Com quatro rapazes como protagonistas e uma série de situações bisonhas vividas por eles em um único dia, agora é a vez de o Brasil imitar o adorado “Se Beber, Não Case!”.
Há dois meses, este mesmo crítico que vos escreve fez um texto sobre “Finalmente 18!”, uma comédia adolescente que se apropriava explicitamente dos mesmos elementos que funcionaram em “Se Beber, Não Case!”. Entre situações ridículas de bom e mau gosto envolvendo asiáticos “sem noção” e animais exóticos, o filme sai com um saldo positivo. Pois chegou a vez de o Brasil se render a atual “modinha” das comédias norte-americanas e fazer a sua versão do sucesso do longa de Todd Philips. No entanto, nem o talento de Fábio Porchat salva a falta de criatividade e graça deste “O Concurso”.
A trama conta a história de quatro rapazes bem distintos, de quatro diferentes cantos do País (RJ, SP, RS e CE), que recebem a mesma boa notícia: classificaram-se para a última etapa do concurso de juiz federal. Para competir pela única vaga disponível, todos terão de estar no Rio de Janeiro, mais especificamente na Corte Federal do Estado. Precavidos, eles apresentam-se com antecipação e decidem aproveitar juntos um pouco do que a cidade tem a oferecer. Mas a oferta vem com algumas surpresas que envolvem travestis violentos, anões bandidos, atiradora de facas, muitas confusões (com direito a tiros) e até uma prisão inconveniente.
Já deixando claro que não pretende esconder a obra na qual se inspira, o filme tem início mostrando o resultado da noite bisonha que os quatro protagonistas viveram. Nem a estrutura da montagem ousa ser diferente. Ainda assim, despertando interesse em saber como quatro estudiosos concurseiros acordaram no hospital, vestido de mulher, arranhado da cabeça aos pés ou preso, o longa volta alguns dias no tempo para tentar nos convencer e divertir com suas situações bizarras.

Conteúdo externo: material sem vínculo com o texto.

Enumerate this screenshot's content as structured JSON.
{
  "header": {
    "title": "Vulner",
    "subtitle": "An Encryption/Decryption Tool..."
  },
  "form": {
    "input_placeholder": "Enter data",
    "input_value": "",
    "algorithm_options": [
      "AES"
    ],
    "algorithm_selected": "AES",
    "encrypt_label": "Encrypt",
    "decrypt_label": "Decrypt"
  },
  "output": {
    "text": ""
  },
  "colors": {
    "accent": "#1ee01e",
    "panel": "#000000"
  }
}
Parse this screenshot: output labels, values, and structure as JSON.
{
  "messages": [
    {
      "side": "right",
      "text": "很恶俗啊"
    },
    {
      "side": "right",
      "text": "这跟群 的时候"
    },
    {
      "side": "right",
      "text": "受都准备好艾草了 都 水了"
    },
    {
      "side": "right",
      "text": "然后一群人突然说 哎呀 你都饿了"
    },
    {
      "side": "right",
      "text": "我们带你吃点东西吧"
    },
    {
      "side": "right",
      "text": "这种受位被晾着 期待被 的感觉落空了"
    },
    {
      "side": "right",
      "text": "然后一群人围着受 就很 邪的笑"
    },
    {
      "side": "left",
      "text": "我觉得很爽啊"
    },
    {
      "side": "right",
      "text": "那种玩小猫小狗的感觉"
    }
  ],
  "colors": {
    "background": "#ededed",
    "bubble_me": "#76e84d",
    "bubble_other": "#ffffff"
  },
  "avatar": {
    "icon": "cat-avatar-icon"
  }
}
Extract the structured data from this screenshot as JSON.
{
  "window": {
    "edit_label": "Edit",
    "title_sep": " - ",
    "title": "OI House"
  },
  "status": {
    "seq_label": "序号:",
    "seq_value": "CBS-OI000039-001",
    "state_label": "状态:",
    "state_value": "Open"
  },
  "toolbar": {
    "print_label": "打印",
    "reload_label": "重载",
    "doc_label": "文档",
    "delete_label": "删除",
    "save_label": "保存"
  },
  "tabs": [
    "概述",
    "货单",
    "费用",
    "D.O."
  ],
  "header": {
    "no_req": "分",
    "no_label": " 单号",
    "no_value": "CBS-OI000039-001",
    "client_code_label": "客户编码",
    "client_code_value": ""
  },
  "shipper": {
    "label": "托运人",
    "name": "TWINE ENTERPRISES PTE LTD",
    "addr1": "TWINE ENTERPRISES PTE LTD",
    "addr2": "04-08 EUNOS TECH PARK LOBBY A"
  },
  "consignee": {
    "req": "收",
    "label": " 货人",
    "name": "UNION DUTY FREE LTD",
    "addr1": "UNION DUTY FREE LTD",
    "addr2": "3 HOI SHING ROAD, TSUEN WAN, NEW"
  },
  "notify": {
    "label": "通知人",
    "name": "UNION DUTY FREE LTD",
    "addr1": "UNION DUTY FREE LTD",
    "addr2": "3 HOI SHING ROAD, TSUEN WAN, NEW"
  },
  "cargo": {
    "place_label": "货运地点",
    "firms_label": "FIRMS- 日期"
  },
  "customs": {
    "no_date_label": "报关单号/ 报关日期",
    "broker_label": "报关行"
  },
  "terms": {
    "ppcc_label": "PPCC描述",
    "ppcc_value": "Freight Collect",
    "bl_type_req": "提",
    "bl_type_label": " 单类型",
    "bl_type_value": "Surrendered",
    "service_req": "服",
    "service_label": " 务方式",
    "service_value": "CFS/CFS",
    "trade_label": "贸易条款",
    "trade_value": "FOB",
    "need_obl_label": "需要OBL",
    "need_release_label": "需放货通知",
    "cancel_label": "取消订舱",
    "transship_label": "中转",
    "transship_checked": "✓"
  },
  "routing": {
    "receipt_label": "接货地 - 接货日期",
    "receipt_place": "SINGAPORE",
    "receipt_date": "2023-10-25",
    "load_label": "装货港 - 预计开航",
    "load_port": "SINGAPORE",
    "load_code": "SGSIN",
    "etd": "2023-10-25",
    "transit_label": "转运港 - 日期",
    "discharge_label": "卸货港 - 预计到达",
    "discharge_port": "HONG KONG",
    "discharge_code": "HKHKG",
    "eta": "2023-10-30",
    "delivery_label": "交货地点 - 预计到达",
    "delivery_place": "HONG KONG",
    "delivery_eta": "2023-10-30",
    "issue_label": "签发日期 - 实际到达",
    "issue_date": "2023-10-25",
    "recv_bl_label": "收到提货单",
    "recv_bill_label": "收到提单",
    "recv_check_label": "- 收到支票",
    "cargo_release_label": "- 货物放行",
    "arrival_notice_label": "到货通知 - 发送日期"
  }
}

No entanto, dificilmente consegue provocar sorrisos e muito menos gargalhadas no espectador.
Apostando no riso fácil provocado por estereótipos, o roteiro traz os seguintes personagens principais: Freitas (Anderson di Rizzi), o cearense religioso; Rogério Carlos (Fábio Porchat), o gaúcho um pouco afeminado; Bernardo (Rodrigo Pandolfo), o rapaz virgem do interior; e Caio (Danton Mello), o carioca malandro. Explorando sem parcimônia a característica principal dos rapazes, o roteiro de Leonardo Levis e L.G. Tubaldini Jr. não importa-se em ser apelativo, podendo soar muitas vezes como ofensivo, especialmente com os gaúchos (apesar de tentar compensar a recorrente piada em seu final).
Mas o pior é a falta de naturalidade das situações apresentadas. O Rio de Janeiro (ainda que apenas o seu subúrbio) não parece a melhor localidade para uma noite de bebedeira, sexo e correria como já foi Las Vegas. Ou pelo menos a cidade exibida pela direção do novato em longas Pedro Vasconcelos não nos convença de que é o melhor local para receber as danações de quatro concurseiros. Logo, é inevitável não se incomodar com “forçações de barra” que trazem mafiosos (daqueles com charutos) negociando gabaritos ilegais de provas, exóticas cerimônias religiosas envolvendo gatos (em mais uma piada recorrente que não funciona) e atiradora de facas viciada em sexo com o dom da onipresença (ainda que interpretada por Sabrina Sato).
Pouca adaptada à cultura carioca, a história, ainda bastante americanizada, busca permitir-se licenças poéticas de uma trama com pouco comprometimento com a realidade. Mas acaba ultrapassando qualquer limite, o que não é devidamente controlado pela direção de Vasconcelos. Aliás, não há qualquer timing cômico no trabalho do cineasta. As raras boas piadas da trama são muitas vezes desperdiçadas pela pouca movimentação de câmera e por uma edição lenta, tipicamente televisiva. Ele fica, então, dependente do talento de atores, não-atores e comediantes em momentos de pura inspiração.
É isso o que faz Fábio Porchat quando lhe é dada a oportunidade de improvisar e brincar com seus trejeitos de gaúcho com alto grau de afetação. Enquanto isso, todo o restante do elenco parece refém de um texto nada engraçado e uma direção estática que desvalorizam ainda mais um trabalho descartável. Com ingredientes que estão se tornando velhos e sem qualquer pitada especial, “O Concurso” é mais uma comédia que desvaloriza “Se Beber, Não Case!” e que deixa claro a falta de criatividade de roteiristas e o quanto o filme tornou-se referência no gênero, até para produções de outros países.